Énergies toxiques et négatives

Énergies toxiques et négatives

L’influence des images des disparus 

Pourquoi il est déconseillé de conserver les photos des défunts exposées

Introduction 

Depuis toujours, les êtres humains cherchent à maintenir un lien avec leurs proches disparus. Les photos, en particulier, semblent offrir une passerelle entre le passé et le présent, entre la mémoire et la réalité. Pourtant, certaines traditions et croyances mettent en garde contre l’exposition permanente de portraits de personnes décédées. Selon ces conceptions, conserver de telles images dans les espaces de vie peut avoir des conséquences spirituelles, émotionnelles et même physiques sur les vivants. 
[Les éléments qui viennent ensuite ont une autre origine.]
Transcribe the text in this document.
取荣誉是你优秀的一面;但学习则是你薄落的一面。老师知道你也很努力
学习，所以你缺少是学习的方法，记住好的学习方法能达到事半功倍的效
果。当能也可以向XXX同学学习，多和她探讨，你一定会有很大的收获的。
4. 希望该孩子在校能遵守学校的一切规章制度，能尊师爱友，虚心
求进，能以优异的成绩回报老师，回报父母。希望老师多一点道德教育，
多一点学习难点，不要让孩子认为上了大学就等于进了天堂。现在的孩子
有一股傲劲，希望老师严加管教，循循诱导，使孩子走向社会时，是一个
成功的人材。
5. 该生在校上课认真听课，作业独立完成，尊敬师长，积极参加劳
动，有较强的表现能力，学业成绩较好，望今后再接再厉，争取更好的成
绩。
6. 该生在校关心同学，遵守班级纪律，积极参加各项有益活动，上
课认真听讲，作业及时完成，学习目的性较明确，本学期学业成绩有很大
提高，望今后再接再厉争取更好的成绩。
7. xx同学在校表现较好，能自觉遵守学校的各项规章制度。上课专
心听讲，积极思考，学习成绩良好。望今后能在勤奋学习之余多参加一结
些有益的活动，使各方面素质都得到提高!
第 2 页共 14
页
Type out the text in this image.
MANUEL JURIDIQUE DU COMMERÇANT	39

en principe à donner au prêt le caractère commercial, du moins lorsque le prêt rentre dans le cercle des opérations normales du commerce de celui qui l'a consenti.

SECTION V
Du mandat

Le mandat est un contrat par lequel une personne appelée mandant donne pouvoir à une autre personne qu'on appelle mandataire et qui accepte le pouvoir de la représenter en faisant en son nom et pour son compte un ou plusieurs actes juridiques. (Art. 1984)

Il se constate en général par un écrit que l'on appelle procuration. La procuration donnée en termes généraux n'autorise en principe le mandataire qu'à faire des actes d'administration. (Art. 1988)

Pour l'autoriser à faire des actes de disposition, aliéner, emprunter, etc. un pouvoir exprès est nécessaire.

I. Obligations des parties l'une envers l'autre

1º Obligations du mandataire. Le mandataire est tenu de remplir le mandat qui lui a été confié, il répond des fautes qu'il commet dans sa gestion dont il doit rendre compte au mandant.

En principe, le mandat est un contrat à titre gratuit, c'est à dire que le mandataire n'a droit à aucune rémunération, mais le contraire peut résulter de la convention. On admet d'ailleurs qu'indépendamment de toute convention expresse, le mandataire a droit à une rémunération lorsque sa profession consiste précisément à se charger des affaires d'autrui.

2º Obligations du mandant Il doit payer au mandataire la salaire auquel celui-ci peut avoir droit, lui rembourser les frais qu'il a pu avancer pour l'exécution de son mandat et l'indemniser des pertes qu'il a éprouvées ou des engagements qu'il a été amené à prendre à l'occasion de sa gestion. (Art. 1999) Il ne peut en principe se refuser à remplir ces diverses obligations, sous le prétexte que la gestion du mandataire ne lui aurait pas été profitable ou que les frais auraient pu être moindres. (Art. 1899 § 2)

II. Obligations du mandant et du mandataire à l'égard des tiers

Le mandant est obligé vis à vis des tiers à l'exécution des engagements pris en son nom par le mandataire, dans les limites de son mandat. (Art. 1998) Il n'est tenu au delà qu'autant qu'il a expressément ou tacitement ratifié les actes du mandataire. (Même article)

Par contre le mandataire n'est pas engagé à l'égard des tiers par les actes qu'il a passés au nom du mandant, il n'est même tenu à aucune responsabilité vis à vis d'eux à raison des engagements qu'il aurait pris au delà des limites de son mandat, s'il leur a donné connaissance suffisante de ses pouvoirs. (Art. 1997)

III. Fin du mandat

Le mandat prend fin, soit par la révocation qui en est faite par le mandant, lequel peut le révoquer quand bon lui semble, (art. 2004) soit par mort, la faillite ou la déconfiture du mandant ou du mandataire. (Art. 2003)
1. La disparition du défunt et la mémoire visuelle 

Lorsqu’une personne quitte ce monde, son énergie s’éteint dans la sphère matérielle. Garder son image constamment visible revient à maintenir une présence artificielle, comme si l’on refusait de laisser partir l’âme. Cette fixation sur le passé empêche parfois les vivants de tourner la page et de retrouver un équilibre émotionnel. 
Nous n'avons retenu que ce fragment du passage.